Gemma took us through a quick history of significance testing (including a famous tea party in Cambridge resulting in Fisher’s exact test), leading into current discussions about the best way to present results and make conclusions. She explained how these topics are coming up in a range of disciplines and causing a stir in the statistical world, and funnily, that these sorts of debates are not really that new…
In summary, Gemma explained how over reliance on p-value can be misleading and/or lead to irrational decision making. We need to also consider effect size, context and prior information. We should be asking questions before starting an experiment such as:
What sort of results might we expect to see and why?
What size of effect is important?
How much evidence/confidence is needed to confirm we are seeing an effect?
We were treated to some highly relevant and topical examples …
Moving forwards, if we consider what effect size is important and run preliminary experiments to estimate variability, decisions can be made about sample size that ensure the design of the experiment is robust. Setting up studies to correlate consumer behaviour or preference to scale effects would help guide the efficient design and use of data from internal sensory studies. In terms of reporting, how can we move on from p-values? Presenting confidence intervals and highlighting best and worst-case scenarios (put more emphasis on size/importance of effect and precision of the data), and very importantly, discussing if results are within expected trends given the science/background to the project, can both help.

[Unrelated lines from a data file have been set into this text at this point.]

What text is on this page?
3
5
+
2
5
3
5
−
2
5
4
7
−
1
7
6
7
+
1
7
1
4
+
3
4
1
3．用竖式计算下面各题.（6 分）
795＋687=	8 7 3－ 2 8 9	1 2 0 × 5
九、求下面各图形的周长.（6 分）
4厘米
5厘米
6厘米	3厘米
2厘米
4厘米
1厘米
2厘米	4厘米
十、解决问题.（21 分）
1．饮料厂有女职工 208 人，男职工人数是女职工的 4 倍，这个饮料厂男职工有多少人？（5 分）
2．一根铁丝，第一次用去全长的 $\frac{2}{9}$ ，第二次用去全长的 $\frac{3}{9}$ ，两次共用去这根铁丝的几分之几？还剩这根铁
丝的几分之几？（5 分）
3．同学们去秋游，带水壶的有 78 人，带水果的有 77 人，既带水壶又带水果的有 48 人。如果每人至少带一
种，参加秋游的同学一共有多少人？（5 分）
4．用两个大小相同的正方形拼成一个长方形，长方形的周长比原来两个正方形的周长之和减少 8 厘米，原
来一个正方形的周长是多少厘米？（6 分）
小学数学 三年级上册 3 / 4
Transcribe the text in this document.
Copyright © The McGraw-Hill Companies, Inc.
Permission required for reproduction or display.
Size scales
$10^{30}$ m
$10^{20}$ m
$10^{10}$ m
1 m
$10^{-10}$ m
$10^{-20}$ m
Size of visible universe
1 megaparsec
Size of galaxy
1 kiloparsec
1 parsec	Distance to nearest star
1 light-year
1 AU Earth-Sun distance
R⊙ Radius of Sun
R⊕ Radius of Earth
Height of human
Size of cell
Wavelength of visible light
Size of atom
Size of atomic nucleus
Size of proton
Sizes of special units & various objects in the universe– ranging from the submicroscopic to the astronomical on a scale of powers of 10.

And possibly we can start to consider Bayesian approaches which use past knowledge in a formal way to create an a-priori distribution. Then data generated in current experiments is formally combined to create a new updated distribution from which we can define 'credible' intervals – a more intuitive interval than the frequentist 95% confidence interval. All the data is used in Bayesian statistical models, which have become more possible and popular recently because of increases in computer power, more accessible software and the acknowledgement of the role that context and complexity play.
Although those attending the discussion forum thought time constraints and the need to work to clear action standards could pose some resistance to moving on from a reliance on p-value in their organisations, Gemma suggested taking a softly, softly approach; and to start to introduce data in different ways and raise key questions when research projects are commissioned, whilst also delivering the p-values the clients expect to see. Good advice and a stimulating session – thank you Gemma!
Carol Raithatha, Carol Raithatha Limited